It is relatively complex to specify the lifetime of a fluorescent lamp, because it depends on several variables and can be defined in different ways. Contrary to other light sources they do not always reach an abrupt failure point, but gradually lose their initial performance as they age. Often the light output may decrease so much that the tube is considered useless and must be replaced even though it is still producing some light. The useful lifetime of linear fluorescent lamps can vary from 6,000 hours to 60,000 hours depending on its construction, the operating conditions and type of control circuit.

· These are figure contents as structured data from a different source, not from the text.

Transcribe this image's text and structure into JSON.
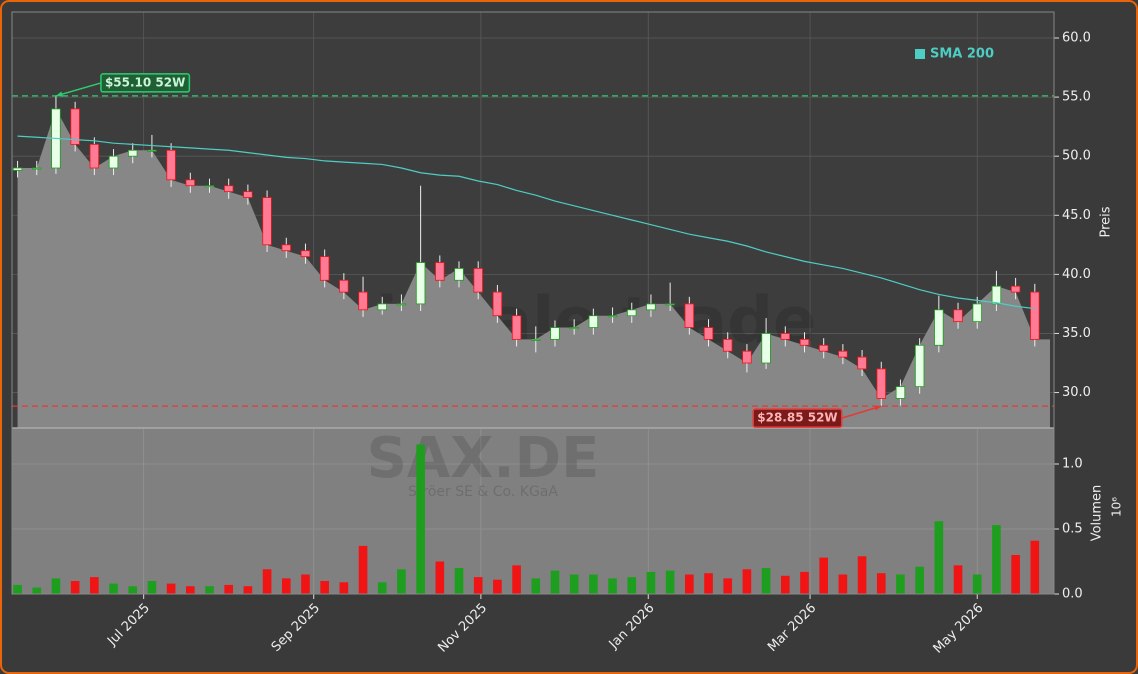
{
  "chart_data": {
    "type": "candlestick",
    "categories": [
      null,
      null,
      null,
      null,
      null,
      null,
      null,
      null,
      null,
      null,
      null,
      null,
      null,
      null,
      null,
      null,
      null,
      null,
      null,
      null,
      null,
      null,
      null,
      null,
      null,
      null,
      null,
      null,
      null,
      null,
      null,
      null,
      null,
      null,
      null,
      null,
      null,
      null,
      null,
      null,
      null,
      null,
      null,
      null,
      null,
      null,
      null,
      null,
      null,
      null,
      null,
      null,
      null,
      null
    ],
    "open": [
      48.8,
      49,
      49,
      54,
      51,
      49,
      50,
      50.5,
      50.5,
      48,
      47.5,
      47.5,
      47,
      46.5,
      42.5,
      42,
      41.5,
      39.5,
      38.5,
      37,
      37.5,
      37.5,
      41,
      39.5,
      40.5,
      38.5,
      36.5,
      34.5,
      34.5,
      35.5,
      35.5,
      36.5,
      36.5,
      37,
      37.5,
      37.5,
      35.5,
      34.5,
      33.5,
      32.5,
      35,
      34.5,
      34,
      33.5,
      33,
      32,
      29.5,
      30.5,
      34,
      37,
      36,
      37.5,
      39,
      38.5
    ],
    "high": [
      49.6,
      49.6,
      55.1,
      54.6,
      51.6,
      50.6,
      51.1,
      51.8,
      51.1,
      48.6,
      48.1,
      48.1,
      47.6,
      47.1,
      43.1,
      42.6,
      42.1,
      40.1,
      39.8,
      38.1,
      38.3,
      47.5,
      41.6,
      41.1,
      41.1,
      39.1,
      37.1,
      35.6,
      36.1,
      36.2,
      37.1,
      37.2,
      37.6,
      38.3,
      39.3,
      38.1,
      36.2,
      35.1,
      34.1,
      36.3,
      35.6,
      35.1,
      34.6,
      34.1,
      33.6,
      32.6,
      31.1,
      34.6,
      38.2,
      37.6,
      38.1,
      40.3,
      39.7,
      39.2
    ],
    "low": [
      48.2,
      48.4,
      48.5,
      50.4,
      48.4,
      48.4,
      49.4,
      49.9,
      47.4,
      46.9,
      46.9,
      46.4,
      45.9,
      41.9,
      41.4,
      40.9,
      38.9,
      37.9,
      36.4,
      36.6,
      36.9,
      36.9,
      38.9,
      38.9,
      37.9,
      35.9,
      33.9,
      33.4,
      33.9,
      34.9,
      34.9,
      35.9,
      35.9,
      36.4,
      36.9,
      34.9,
      33.9,
      32.9,
      31.7,
      32.0,
      33.9,
      33.4,
      32.9,
      32.4,
      31.4,
      28.85,
      28.9,
      29.9,
      33.4,
      35.4,
      35.4,
      36.9,
      37.9,
      33.9
    ],
    "close": [
      49,
      49,
      54,
      51,
      49,
      50,
      50.5,
      50.5,
      48,
      47.5,
      47.5,
      47,
      46.5,
      42.5,
      42,
      41.5,
      39.5,
      38.5,
      37,
      37.5,
      37.5,
      41,
      39.5,
      40.5,
      38.5,
      36.5,
      34.5,
      34.5,
      35.5,
      35.5,
      36.5,
      36.5,
      37,
      37.5,
      37.5,
      35.5,
      34.5,
      33.5,
      32.5,
      35,
      34.5,
      34,
      33.5,
      33,
      32,
      29.5,
      30.5,
      34,
      37,
      36,
      37.5,
      39,
      38.5,
      34.5
    ],
    "volume": [
      0.07,
      0.05,
      0.12,
      0.1,
      0.13,
      0.08,
      0.06,
      0.1,
      0.08,
      0.06,
      0.06,
      0.07,
      0.06,
      0.19,
      0.12,
      0.15,
      0.1,
      0.09,
      0.37,
      0.09,
      0.19,
      1.15,
      0.25,
      0.2,
      0.13,
      0.11,
      0.22,
      0.12,
      0.18,
      0.15,
      0.15,
      0.12,
      0.13,
      0.17,
      0.18,
      0.15,
      0.16,
      0.12,
      0.19,
      0.2,
      0.14,
      0.17,
      0.28,
      0.15,
      0.29,
      0.16,
      0.15,
      0.21,
      0.56,
      0.22,
      0.15,
      0.53,
      0.3,
      0.41
    ],
    "up_color": "#1e9e1e",
    "down_color": "#f01414",
    "candle_up_color": "#e8ffe8",
    "candle_down_color": "#ff7a95",
    "area_color": "#878787",
    "series": [
      {
        "name": "SMA 200",
        "color": "#4ecdc4",
        "values": [
          51.7,
          51.6,
          51.5,
          51.4,
          51.3,
          51.1,
          51.0,
          50.9,
          50.8,
          50.7,
          50.6,
          50.5,
          50.3,
          50.1,
          49.9,
          49.8,
          49.6,
          49.5,
          49.4,
          49.3,
          49.0,
          48.6,
          48.4,
          48.3,
          47.9,
          47.6,
          47.1,
          46.7,
          46.2,
          45.8,
          45.4,
          45.0,
          44.6,
          44.2,
          43.8,
          43.4,
          43.1,
          42.8,
          42.4,
          41.9,
          41.5,
          41.1,
          40.8,
          40.5,
          40.1,
          39.7,
          39.2,
          38.7,
          38.3,
          38.0,
          37.8,
          37.6,
          37.3,
          37.1
        ]
      }
    ],
    "legend": "upper right",
    "grid": true,
    "xlim": [
      -0.29,
      54.0
    ],
    "xticks": [
      {
        "value": 6.57,
        "label": "Jul 2025"
      },
      {
        "value": 15.43,
        "label": "Sep 2025"
      },
      {
        "value": 24.14,
        "label": "Nov 2025"
      },
      {
        "value": 32.86,
        "label": "Jan 2026"
      },
      {
        "value": 41.29,
        "label": "Mar 2026"
      },
      {
        "value": 50.0,
        "label": "May 2026"
      }
    ],
    "ylim": [
      27,
      62.2
    ],
    "yticks": [
      {
        "value": 30,
        "label": "30.0"
      },
      {
        "value": 35,
        "label": "35.0"
      },
      {
        "value": 40,
        "label": "40.0"
      },
      {
        "value": 45,
        "label": "45.0"
      },
      {
        "value": 50,
        "label": "50.0"
      },
      {
        "value": 55,
        "label": "55.0"
      },
      {
        "value": 60,
        "label": "60.0"
      }
    ],
    "y_label": "Preis",
    "volume_ylim": [
      0,
      1.277
    ],
    "volume_yticks": [
      {
        "value": 0,
        "label": "0.0"
      },
      {
        "value": 0.5,
        "label": "0.5"
      },
      {
        "value": 1.0,
        "label": "1.0"
      }
    ],
    "volume_label": "Volumen",
    "volume_offset_label": "10⁶",
    "reference_lines": [
      {
        "value": 55.1,
        "label": "$55.10 52W",
        "color": "#2ecc71",
        "box_color": "#1f5f33"
      },
      {
        "value": 28.85,
        "label": "$28.85 52W",
        "color": "#e53935",
        "box_color": "#7a1a1a"
      }
    ],
    "watermark": {
      "site": "forexsignale.trade",
      "symbol": "SAX.DE",
      "company": "Ströer SE & Co. KGaA"
    }
  }
}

There are two key mechanisms which determine the life of a fluorescent tube. The first is a question of mortality and relates simply to exhaustion of the electrodes at the tube ends. When this point is reached the lamp will fail to start. Lamps do not all reach this point at the same time - minute variations in manufacture lead to some achieving a longer or shorter life than others. The useful lifetime is expressed in terms of a mortality curve, which illustrates the percent surviving lamps as a function of burning hours. This is illustrated for Halophosphate and Triphosphor T8 in the diagram below. The rated lifetime is usually given as when 50% of the tubes can be expected to have failed.
The second measure of lamp life is that of lumen depreciation. This is quite rapid for the older halophosphate coatings, whereas modern Triphosphor materials achieve an admirable lumen maintenance. End of life is generally specified when the luminous flux has dropped below 70% of the original value.